RotFuchs 195 – April 2014

Wo 40 Familien ein Fünftel des nationalen Reichtums besitzen

Die Hungerlöhne der Filipinos

RotFuchs-Redaktion

Alexia Fouarge, die im Auftrag der Menschenrechtsorganisation „Medizin für die Dritte Welt“ an einer Konferenz auf den Philippinen teilgenommen hat, schilderte der belgischen PTB-Zeitung „Solidaire“ ihre Wahrnehmungen in dem südostasiatischen Inselreich, das im Vorjahr von einer schweren Naturkatastrophe heimgesucht wurde. Nach ihrem Urteil schaffen das massive Elend der meisten Landesbürger und die ins Auge springende politische Unterdrückung ein erschreckendes Panorama.

Was Alexia Fouarge am meisten schockierte, sind die soziale Kälte und die ökonomische Ungleichheit. In Manila befänden sich ausgedehnte Elendsviertel in unmittelbarer Nachbarschaft zu Fünf-Sterne-Hotels.

Die Regierung werde nicht müde, das zweifellos beachtliche Wirtschaftswachstum von 6,6 % zu preisen. Doch 2012 kamen den 40 reichsten Familien unter 94 Millionen Filipinos nicht weniger als 21 % des Bruttoinlandsprodukts zugute – 47,4 Milliarden US-Dollar. Staatlicherseits beziffere man den Anteil der offiziell Armen mit 28 bis 30 %. Bei dieser Rechnung würden allerdings nur jene Menschen einbezogen, die am Tag weniger als 52 Pesos – knapp einen Euro – zur Verfügung hätten. Damit könne man auf den Inseln 1 Kilo Reis und 3 Eier erwerben.

Der Bergbausektor widerspiegele auf besonders krasse Weise Ungleichheit und Machtmißbrauch in der philippinischen Gesellschaft. Seit Inkrafttreten des Gesetzes über die Förderung von Bodenschätzen im Jahre 1995 habe ein regelrechter Run auf Gold und andere kostbare Metalle wie Silber, Nickel und Kupfer eingesetzt. Während sich internationale Konzerne um möglichst große Anteile dieses lukrativen Marktes stritten, zumal die dafür erhobenen Steuern die niedrigsten der Welt und gesetzliche Regelungen äußerst vage seien, bekomme der philippinische Staat, der all das ermutige, von den exorbitanten Profiten kaum etwas ab. Die Steuern, die er für die Förderungsgenehmigung einziehe, stellten nur 0,61 % des von den Konzernen erzielten Gewinns dar.

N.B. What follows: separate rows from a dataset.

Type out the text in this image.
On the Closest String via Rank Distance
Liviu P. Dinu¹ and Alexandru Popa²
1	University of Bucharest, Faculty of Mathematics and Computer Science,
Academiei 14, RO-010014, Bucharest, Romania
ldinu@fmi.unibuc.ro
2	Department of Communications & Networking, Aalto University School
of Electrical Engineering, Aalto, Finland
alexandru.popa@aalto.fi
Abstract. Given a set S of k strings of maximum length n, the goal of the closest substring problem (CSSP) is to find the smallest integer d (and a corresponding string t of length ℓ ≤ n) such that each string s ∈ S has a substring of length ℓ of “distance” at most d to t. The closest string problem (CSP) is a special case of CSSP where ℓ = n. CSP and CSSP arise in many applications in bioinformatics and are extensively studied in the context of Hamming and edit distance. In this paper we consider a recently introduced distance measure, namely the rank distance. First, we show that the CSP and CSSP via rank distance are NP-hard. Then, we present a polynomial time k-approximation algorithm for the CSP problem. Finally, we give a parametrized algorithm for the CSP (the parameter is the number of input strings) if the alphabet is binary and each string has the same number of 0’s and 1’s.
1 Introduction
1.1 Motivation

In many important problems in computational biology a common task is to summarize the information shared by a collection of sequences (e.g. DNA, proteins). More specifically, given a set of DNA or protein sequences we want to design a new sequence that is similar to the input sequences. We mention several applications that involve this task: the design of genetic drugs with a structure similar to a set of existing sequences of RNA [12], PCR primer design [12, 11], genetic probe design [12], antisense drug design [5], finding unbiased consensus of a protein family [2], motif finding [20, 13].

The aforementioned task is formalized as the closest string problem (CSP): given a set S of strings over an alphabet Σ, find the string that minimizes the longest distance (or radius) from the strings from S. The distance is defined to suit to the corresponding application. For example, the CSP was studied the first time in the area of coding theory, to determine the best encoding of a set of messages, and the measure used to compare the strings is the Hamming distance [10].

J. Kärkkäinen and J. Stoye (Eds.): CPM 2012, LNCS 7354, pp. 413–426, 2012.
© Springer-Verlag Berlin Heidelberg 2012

Ein anderes Problem der Philippinen sei die forcierte Privatisierung der öffentlichen Dienste – vor allem des Bildungs- und Gesundheitswesens sowie der Wasserversorgung. 1997 habe man das gesamte Trink- und Brauchwassernetz zwei privaten Unternehmen – Manila Water und Maynilad – ausgeliefert. Sie forderten von den Durchschnittsbeziehern Preise ab, die ihnen den Zugang zu Wasser außerordentlich erschwerten. Allein die „Grundgebühr“ sei nahezu unerschwinglich. Sie wurde durch Maynilad von 4,96 % auf 33,97 % heraufgesetzt. 2013 hätten weitere 26 Krankenhäuser verschiedener Regionen auf der Privatisierungsliste gestanden.

Um den multinationalen Konzernen die uneingeschränkte Erzielung von Maximalprofiten zu ermöglichen, würden Proteste der Bevölkerung brutal unterdrückt. Zwischen Juli 2010 und Dezember 2012 – so berichtete Alexia Fouarge – hätten auf den Philippinen 137 Hinrichtungen ohne Gerichtsurteil stattgefunden. Immer wieder verschwänden Widersacher des Regimes spurlos oder erfolgten willkürliche Verhaftungen aus politischen Gründen. Im Oktober 2012 sei z. B. die 27jährige Yuvy Capion gemeinsam mit ihren zwei Söhnen von Militärs umgebracht worden, weil sie zur Familie eines Aktivisten gehörte, der den Widerstand gegen einen ausländischen Bergbaukonzern organisiert hatte. Wenige Monate später habe man auch den Schwager der jungen Frau ermordet.